Bitcoin as poison
The views on bitcoin among various investors are quite polarized. The whole spectrum includes both people directly owning the cryptocurrency and those who seem to hate it. We have read analyses suggesting that a surprising percentage of hedge fund managers own digital coins. At the same time, Warren Buffett's investment chief, Charlie Munger, called bitcoin “noxious poison.” Do such words mean that Bitcoin is doomed? In an article on the Guardian website, we read:
Bitcoin is heading towards $10,000 again, despite comments from the US billionaire Charles Munger who described the digital currency as “noxious poison”.
Speaking at the annual meeting of the U.S. publishing firm Daily Journal, which he chairs, in Los Angeles on Wednesday, Munger said: “I never considered for one second having anything to do with it. I detested it the moment it was raised. It’s just disgusting. Bitcoin is noxious poison.”
Bitcoin is rising towards $10,000, a level it has not seen since 1 February. It hit $9,977 earlier on Thursday and is now trading at around $9,580, up nearly 1%.
Munger called for a government crackdown on the cryptocurrency, similar to the one in China, saying: “Our government’s more lax approach to it is wrong. The right answer to something like that is to step on it hard.”
Investors like Charlie Munger have tremendous expertise in picking specific kind of stocks, in particular companies which seem relatively “cheap”. This is the cornerstone of what is described as value investing. At the same time, they are not really interested in macroeconomics, technology, currencies and so on. On some level, it is easy to label something which has appreciated markedly a bubble. Our point here is not to disregard the quite worrying magnitude of Bitcoin appreciation to $20,000 and the recent slide. We do believe, however, that you can’t have a complete picture not considering the details of the currency. And so, we would like to give you just a bit of flavor why Bitcoin is not necessarily done.
First of all, the fact that something has gone up a lot doesn’t mean it can’t go further still. Look at Amazon. We heard the story that Amazon was overvalued, “a bubble” and so on back in 2014 when the stock was close to $300. Now, it’s close to $1,500. Take Facebook, Google and other major technology companies. What was dubbed “overvalued” years ago is now a lot higher. A lot. The other example is Bitcoin itself.
When the currency went down in early 2014 it was frequently described as the end of the bubble. Fast forward a couple of years and we had Bitcoin at $20,000. So much for the burst of the previous bubble. Now, we care about providing you with the details, so we have to stress that the move to $20,000 indeed looked worrying. Our point here is that you can’t slap terms like “noxious poison” on Bitcoin without considering the current emotions and trends in the market.
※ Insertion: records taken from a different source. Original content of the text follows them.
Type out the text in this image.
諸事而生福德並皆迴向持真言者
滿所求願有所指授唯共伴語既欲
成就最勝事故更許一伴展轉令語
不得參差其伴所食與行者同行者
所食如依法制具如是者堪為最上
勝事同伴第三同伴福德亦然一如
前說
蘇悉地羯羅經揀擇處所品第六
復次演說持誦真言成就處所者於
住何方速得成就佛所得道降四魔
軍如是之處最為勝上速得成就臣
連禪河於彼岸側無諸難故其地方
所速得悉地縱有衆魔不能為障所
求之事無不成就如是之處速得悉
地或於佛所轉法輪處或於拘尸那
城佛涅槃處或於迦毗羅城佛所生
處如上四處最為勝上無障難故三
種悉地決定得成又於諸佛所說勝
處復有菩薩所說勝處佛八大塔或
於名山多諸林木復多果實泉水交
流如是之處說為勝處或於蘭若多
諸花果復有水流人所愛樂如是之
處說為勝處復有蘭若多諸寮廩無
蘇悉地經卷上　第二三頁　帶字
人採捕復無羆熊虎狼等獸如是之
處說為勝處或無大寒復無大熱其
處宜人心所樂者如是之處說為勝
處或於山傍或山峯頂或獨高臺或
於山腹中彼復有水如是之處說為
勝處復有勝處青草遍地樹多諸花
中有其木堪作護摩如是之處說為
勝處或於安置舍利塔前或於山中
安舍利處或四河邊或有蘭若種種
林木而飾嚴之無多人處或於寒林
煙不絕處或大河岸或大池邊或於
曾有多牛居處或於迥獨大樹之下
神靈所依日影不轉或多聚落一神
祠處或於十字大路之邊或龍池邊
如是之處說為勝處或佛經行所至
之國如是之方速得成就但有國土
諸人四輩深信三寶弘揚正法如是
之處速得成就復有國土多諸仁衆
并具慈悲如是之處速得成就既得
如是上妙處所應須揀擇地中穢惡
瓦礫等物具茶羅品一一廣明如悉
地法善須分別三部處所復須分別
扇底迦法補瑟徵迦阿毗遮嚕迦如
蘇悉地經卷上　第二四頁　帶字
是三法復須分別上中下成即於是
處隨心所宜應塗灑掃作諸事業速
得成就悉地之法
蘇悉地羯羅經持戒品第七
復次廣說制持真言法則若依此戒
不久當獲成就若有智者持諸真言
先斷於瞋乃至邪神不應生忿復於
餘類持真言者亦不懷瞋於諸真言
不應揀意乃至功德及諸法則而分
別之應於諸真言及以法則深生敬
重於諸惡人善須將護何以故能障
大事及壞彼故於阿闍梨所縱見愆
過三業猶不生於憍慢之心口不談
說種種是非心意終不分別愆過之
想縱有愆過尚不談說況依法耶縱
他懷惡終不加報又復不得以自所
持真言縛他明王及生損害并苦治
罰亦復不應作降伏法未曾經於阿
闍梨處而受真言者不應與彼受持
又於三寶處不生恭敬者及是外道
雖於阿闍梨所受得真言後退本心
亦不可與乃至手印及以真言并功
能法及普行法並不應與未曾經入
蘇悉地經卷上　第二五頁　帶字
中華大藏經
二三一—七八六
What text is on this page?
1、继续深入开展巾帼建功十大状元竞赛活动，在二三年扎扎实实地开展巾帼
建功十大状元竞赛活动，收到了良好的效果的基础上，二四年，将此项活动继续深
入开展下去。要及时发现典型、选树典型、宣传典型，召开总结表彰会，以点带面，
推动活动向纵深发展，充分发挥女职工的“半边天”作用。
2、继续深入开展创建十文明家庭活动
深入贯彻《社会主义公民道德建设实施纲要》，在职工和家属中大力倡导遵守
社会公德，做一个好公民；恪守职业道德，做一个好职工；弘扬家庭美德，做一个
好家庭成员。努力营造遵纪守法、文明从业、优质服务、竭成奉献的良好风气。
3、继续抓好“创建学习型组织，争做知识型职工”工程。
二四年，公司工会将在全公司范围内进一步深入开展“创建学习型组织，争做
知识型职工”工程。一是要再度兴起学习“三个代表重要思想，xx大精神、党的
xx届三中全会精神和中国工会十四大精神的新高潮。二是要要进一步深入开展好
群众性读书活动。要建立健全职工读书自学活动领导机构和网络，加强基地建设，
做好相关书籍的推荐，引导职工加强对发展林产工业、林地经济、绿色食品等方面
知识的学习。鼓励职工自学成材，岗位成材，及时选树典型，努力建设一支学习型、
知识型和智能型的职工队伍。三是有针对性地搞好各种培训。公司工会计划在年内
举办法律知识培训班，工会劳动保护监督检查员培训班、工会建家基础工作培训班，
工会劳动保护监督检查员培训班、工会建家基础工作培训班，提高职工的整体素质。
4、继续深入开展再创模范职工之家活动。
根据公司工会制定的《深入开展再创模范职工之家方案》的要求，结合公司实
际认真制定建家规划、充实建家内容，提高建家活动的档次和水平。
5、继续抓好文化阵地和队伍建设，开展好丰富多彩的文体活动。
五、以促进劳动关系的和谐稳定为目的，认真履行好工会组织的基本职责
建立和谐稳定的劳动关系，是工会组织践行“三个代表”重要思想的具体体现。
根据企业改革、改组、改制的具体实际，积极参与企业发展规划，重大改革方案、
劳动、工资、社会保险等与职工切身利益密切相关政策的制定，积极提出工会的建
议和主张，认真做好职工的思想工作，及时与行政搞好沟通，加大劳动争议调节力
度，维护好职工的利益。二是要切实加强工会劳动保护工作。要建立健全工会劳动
Risk of Missing Out on a Rebound in Bitcoin
Bitcoin is on the move up. Or is it?
The situation is still as tense as a hypothetical already profitable trade can be. The question remains whether the profits on the position will grow from here or changes to the outlook have indeed transpired. Certainly, one part of the story is that the move up has been unfolding on waning volume. This is an indication. While a move down on low volume wouldn’t necessarily have bullish indication, a move up on decreasing volume might have such implications.
In the last 10 days, we have seen a move up and the indications remain in place. The move so far hasn’t been on particularly convincing volume which is a bearish indication. Also, the currency is still below the psychological level of $10,000. An even more important point is that even if the currency moves above this level, we don’t necessarily have to see an acceleration of the rebound. This might be better visible on the long-term chart.